The answer wasn't to be louder. It was to be more specific. There's always one true thing about a company's best customers that no competitor can credibly claim. The work was finding it.

Brand strategy

Platform Dev

Creative direction

Campaign launch

Agency partnership

OOH activation


The Idea

Three words. One clear position.

The insight was sitting right there once you looked for it. Toast customers don't just want to be successful. They want to be busy. A packed dining room, a line out the door, 500 orders before noon. For these operators, busy isn't a stress response, it's the whole point.

Built For Busy is an unusual position for a B2B brand because it's a little bit exclusive.
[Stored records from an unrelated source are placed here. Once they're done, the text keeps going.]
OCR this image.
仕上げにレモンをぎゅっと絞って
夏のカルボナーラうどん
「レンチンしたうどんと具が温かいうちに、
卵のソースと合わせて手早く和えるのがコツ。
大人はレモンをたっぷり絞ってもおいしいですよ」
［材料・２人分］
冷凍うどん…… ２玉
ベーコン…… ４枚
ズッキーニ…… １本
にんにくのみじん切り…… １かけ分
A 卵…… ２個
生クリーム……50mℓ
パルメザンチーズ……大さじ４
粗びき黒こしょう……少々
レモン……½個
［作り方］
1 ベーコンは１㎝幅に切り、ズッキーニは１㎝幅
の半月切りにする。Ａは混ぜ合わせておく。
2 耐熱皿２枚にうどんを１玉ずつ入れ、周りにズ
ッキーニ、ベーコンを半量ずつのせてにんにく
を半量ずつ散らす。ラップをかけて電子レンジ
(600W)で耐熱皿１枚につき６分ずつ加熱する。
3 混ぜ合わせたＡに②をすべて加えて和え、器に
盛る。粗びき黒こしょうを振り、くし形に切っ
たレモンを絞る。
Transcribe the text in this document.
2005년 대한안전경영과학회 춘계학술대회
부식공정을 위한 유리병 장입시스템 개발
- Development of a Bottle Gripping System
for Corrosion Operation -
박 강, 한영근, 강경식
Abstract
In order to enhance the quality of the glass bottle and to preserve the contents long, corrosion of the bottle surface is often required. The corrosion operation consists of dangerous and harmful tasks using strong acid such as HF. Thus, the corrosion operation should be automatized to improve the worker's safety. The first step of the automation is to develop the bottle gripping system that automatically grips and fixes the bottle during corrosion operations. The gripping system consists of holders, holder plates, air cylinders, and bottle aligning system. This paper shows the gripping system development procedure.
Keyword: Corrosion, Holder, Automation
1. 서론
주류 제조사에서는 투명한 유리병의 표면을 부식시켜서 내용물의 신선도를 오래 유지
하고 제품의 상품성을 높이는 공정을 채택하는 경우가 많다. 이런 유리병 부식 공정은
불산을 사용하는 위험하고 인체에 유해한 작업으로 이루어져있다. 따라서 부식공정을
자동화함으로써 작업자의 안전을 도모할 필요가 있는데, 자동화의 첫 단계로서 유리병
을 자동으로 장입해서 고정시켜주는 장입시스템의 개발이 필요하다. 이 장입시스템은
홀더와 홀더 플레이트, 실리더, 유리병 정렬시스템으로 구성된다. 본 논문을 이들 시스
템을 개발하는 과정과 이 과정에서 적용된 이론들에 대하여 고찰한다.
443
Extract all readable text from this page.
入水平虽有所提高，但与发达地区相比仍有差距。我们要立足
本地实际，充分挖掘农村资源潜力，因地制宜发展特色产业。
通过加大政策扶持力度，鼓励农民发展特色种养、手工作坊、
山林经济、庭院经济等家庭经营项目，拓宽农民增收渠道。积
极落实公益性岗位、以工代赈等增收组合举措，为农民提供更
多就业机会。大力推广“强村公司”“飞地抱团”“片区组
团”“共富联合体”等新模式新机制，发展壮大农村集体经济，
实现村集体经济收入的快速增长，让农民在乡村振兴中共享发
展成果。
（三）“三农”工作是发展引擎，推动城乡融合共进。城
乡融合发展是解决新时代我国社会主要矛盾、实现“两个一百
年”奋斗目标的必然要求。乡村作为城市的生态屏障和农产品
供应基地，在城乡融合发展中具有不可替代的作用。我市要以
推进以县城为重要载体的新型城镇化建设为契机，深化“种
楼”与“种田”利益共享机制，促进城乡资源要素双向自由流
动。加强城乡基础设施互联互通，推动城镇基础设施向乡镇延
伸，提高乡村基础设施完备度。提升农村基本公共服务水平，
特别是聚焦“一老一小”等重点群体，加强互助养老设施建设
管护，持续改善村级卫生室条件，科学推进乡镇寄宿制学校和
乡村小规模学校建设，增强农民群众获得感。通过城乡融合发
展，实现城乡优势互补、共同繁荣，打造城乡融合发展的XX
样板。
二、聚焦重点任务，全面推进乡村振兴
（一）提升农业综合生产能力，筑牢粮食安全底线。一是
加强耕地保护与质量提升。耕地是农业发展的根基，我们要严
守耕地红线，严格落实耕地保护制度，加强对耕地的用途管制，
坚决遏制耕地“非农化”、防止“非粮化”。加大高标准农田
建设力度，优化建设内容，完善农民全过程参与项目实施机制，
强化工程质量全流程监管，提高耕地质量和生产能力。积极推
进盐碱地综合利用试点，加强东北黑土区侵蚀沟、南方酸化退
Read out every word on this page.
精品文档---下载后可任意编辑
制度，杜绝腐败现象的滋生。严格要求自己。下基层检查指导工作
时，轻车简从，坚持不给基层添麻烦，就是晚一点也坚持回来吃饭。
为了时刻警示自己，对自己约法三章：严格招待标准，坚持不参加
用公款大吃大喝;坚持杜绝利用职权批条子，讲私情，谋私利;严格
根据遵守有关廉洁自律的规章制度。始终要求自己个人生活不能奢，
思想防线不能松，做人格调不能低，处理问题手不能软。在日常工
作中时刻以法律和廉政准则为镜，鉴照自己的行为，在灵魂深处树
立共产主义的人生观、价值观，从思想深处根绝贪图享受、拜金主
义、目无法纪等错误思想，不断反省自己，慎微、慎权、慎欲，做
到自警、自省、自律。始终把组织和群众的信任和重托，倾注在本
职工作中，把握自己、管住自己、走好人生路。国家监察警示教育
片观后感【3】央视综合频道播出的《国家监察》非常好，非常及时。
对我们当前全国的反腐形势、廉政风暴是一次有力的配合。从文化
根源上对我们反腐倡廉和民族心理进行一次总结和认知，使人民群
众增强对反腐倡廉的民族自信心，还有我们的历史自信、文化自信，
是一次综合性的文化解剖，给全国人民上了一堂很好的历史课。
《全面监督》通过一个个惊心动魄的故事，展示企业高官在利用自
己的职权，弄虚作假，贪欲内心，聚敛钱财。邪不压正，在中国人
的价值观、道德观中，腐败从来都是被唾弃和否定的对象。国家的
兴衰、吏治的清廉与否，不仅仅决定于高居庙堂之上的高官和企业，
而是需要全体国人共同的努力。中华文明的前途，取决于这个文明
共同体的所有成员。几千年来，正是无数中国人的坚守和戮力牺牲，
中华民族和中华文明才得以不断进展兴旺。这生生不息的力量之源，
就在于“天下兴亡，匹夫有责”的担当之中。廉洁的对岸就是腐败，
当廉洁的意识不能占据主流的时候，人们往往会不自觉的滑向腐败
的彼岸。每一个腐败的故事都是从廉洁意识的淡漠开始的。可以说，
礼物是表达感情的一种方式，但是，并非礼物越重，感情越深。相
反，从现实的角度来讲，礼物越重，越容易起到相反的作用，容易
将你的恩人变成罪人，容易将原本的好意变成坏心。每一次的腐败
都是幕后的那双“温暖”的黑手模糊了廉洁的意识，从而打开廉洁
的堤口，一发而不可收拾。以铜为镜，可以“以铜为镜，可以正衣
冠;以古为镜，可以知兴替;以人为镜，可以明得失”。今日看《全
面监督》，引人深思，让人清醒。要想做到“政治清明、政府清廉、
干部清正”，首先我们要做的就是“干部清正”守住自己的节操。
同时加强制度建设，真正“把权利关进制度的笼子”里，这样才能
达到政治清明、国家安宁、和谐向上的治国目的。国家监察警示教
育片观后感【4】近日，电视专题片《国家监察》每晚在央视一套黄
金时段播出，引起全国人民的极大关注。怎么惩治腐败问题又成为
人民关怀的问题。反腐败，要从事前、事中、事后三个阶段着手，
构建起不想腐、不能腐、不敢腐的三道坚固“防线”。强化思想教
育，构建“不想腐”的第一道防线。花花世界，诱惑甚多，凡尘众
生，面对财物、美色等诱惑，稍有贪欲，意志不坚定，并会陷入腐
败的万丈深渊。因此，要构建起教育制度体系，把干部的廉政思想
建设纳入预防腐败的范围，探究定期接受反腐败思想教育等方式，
It's for operators who want demand and know how to handle it. Not everyone. That exclusivity was intentional. If you want to be built for busy, the platform is talking to you. If you're not there yet, it's telling you where you're headed.

Core products are built for volume. Guest products drive demand. Payroll removes friction when time is the thing you have least of. Every product had a role in the story, which is not something you can say about most brand platforms.

The hero brand film: directed by Tim Godsall, made in partnership with Arnold Worldwide

The Activation

Windows to Success

The brief, stripped down, was: don't tell operators Toast is built for busy. Prove it.

The idea that became the campaign centerpiece was Windows to Success. Eight of New York City's busiest Toast restaurant customers, front windows wrapped in campaign graphics, placed in some of the city's most trafficked locations. Every dollar that would have gone to a traditional outdoor media buy went to the staff of each participating business instead. Eight restaurants. Eight crews. Ten thousand dollars each, going to the people who actually make busy happen.

What made it more than a visual stunt was the data on each window. Daily Provisions is on the list because it serves 500 bacon, egg, and cheeses a morning, not because it's a well-regarded restaurant. That number is the ad. The window just gives it somewhere to live.

Marea: 250 lbs. of pasta a day. That's how Marea does busy.

Carmine's: 6,000+ meatballs a week. That's how Carmine's does busy.

Radio Bakery: 800 croissants a day

Gertie: 1,000 bagels a weekend

The Launch

April 16, 2026

The campaign went live across every channel simultaneously: paid media, organic social, the homepage, internal communications, and the Times Square billboard, a free placement Toast earned through its NYSE listing that turned into the launch's most visible moment.

Over 70 Toasters gathered in Times Square that day. Three influencers, each chosen for genuine credibility in the restaurant world rather than follower counts, captured content across all eight Windows to Success locations. By end of day, more than 100 Toasters had shared the launch on their personal channels, including 15 executives.

The internal mobilization had started months earlier. By the time the campaign went public, 91% of Toasters surveyed already understood the brand story. The launch day wasn't an announcement, it was a release valve.

Launch day, Times Square: 70+ Toasters at the billboard

The Work

The films

The hero film established the emotional register of the platform: cinematic, operator-centric, built around the specific texture of a busy service. From that foundation, a suite of shorter cuts was developed for paid media across YouTube, Meta, and a new podcast channel that launched alongside the campaign.

Media allocation leaned on YouTube for reach and efficiency, with Meta added to the brand mix for the first time based on prior campaign results. An 8-week podcast pilot ran alongside to benchmark a new channel for future campaigns. The media decisions and the creative were built for each other.

Paid :30, YouTube / Meta

Paid :15, pre-roll

Results

The launch

Built For Busy launched across every channel in April 2026. The first two weeks put up numbers strong enough to prove the platform works.

In its first week, the campaign generated 113 million impressions, more than half of what Toast's prior national campaign reached over a full 30 days. Meta CTR came in at 2.67%, above benchmark, and branded search reached a new high. The launch moved business metrics, not just awareness.

113M

Impressions in week one

1.9M

Paid clicks to toasttab.com

7.2%

Organic social engagement vs. 5% industry benchmark

Ad Age: earned media placement, launch week

Little Black Book: earned media placement, launch week


What This is About

The right platform is the one the whole company can carry

The most fragile brand work is the kind that only lives in the creative department. If the platform requires translation before anyone else can use it, it has a ceiling.

Built For Busy was designed to travel. Sales could use it. Product could use it. Customer success could use it. Operators could say it to each other and know exactly what it meant. That's not a small thing at a company with 5,000 employees. When 91% of those people already understand the brand story before it goes public, launch day becomes a release valve, not an announcement.

The billboard and the film are what people saw. What made them land was two years of strategic work that made three words feel like they'd always been true. Brand at this scale is a long game.